Named (p. 5) from exposures along Short Creek, a stream flowing westward between Galena and Empire in Cherokee Co., KS. The type locality is the north bluff of the creek half a mile south of west of the Empire depot and a hundred yards north of the crossing of the Missouri, Kansas, and Texas and Frisco railways. Thompson (1986, Missouri Dept. Nat. Res., Div. Geol. and Land Survey, Rpt. Inv. 70, pt. 4, p. 95) added "This is just north of the center of the line separating secs. 14 and 15, T. 34 S., R. 25 E. ...Baxter Springs 7.5-min quadrangle."
See also Missouri Geol. Survey lexicon (T.L. Thompson, 2001, Missouri Div. Geol. and Land Survey Rpt. Inv., no. 73, 371 p.).
Source: US geologic names lexicon (USGS Bull. 896, p. 1990); Missouri lexicon (Thompson, 2001, Missouri Geol. Survey Rpt. Inv., no. 73, p. 263-264).

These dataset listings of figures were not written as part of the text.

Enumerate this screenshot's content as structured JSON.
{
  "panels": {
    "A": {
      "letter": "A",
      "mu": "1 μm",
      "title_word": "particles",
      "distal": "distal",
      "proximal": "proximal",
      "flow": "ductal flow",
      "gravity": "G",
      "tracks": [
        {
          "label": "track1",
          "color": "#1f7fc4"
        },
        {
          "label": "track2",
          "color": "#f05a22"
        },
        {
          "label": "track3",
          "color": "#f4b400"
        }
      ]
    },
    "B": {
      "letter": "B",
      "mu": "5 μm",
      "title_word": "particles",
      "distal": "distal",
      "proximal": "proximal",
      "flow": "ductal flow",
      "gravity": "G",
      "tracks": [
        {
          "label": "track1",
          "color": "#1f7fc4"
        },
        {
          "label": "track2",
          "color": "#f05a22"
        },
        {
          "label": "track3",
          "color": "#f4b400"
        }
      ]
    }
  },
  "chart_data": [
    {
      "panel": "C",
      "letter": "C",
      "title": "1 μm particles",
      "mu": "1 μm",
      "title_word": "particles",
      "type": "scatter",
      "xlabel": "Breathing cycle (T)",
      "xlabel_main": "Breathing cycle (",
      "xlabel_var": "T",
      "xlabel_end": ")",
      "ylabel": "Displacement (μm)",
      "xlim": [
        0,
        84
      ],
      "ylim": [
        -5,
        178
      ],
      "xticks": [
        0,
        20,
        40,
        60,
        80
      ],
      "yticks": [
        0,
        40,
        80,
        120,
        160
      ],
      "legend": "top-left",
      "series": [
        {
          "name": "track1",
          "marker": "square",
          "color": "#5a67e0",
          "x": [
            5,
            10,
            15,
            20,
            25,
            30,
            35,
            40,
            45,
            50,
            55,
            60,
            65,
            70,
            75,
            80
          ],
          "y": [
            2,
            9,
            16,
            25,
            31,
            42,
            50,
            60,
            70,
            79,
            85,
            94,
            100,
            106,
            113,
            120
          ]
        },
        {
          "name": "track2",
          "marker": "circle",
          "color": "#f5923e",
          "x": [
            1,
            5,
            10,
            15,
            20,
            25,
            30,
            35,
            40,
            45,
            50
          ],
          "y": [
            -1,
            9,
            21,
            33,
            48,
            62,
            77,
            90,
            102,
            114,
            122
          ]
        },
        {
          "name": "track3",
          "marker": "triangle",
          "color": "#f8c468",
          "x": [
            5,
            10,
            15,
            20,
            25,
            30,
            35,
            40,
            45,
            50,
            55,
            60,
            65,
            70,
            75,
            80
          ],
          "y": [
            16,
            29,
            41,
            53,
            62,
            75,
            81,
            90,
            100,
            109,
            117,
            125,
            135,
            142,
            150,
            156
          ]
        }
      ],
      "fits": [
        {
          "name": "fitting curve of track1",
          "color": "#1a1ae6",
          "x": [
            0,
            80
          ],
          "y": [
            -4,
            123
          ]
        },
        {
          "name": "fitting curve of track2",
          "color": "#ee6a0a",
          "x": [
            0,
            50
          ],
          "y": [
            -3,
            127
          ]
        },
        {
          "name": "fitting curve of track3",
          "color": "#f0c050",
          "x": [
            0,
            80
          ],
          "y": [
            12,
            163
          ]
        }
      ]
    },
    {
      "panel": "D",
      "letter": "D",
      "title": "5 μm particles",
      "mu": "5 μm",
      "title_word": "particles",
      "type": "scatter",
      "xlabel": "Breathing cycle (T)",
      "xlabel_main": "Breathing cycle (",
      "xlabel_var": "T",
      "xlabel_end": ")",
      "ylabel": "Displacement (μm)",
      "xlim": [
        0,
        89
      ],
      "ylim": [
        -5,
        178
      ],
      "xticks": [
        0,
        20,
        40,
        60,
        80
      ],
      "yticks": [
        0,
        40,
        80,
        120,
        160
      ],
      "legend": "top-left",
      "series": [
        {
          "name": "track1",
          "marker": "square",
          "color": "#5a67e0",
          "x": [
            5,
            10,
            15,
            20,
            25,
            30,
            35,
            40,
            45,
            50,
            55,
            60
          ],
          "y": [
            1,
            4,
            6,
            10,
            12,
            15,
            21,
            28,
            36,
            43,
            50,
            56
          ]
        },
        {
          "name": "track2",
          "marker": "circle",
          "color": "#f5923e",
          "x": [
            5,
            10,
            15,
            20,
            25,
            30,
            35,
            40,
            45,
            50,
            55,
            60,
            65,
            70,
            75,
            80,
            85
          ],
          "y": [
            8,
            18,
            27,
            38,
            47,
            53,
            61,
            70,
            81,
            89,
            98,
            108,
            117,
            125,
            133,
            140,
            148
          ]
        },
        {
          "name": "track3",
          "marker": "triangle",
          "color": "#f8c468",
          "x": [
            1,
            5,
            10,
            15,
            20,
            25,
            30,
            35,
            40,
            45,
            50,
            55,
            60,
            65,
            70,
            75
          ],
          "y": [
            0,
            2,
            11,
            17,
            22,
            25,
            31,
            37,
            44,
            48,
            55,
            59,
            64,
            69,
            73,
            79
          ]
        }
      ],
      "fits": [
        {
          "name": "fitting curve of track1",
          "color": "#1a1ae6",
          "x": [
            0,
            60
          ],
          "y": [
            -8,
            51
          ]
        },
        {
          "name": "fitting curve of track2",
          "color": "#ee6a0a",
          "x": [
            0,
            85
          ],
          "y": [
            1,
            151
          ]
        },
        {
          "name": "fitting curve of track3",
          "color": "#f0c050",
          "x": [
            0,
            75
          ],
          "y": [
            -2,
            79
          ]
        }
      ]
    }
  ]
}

Revised in that Short Creek Oolite Member (1 of 7 members) of Boone Formation disconformably overlies Joplin Member (named) and conformably underlies Baxter Springs Member (named), both of the Boone Formation. Area of study is in the Picher field, a mining district which straddles OK-KS State line just a few miles west of the MO State line on the Chautauqua platform and Cherokee basin. Is a persistent bed of brown, very even textured, oolitic limestone, only slightly glauconitic; is 0-10 ft thick in the mining field. The oolite is even textured, thickly packed, mostly rounded, averaging one fiftieth of an inch in diameter. Is unstable and loses its distinctive texture by recrystallization or solution. Crops out widely along the Neosho River and its tributaries. Isopach map; geologic map; cross section; stratigraphic table. Rare corals, fairly common bryozoans, dominant brachiopods, and a few mollusks, trilobites, and fish remains. Age changed from Mississippian series to Late Mississippian, Meramec.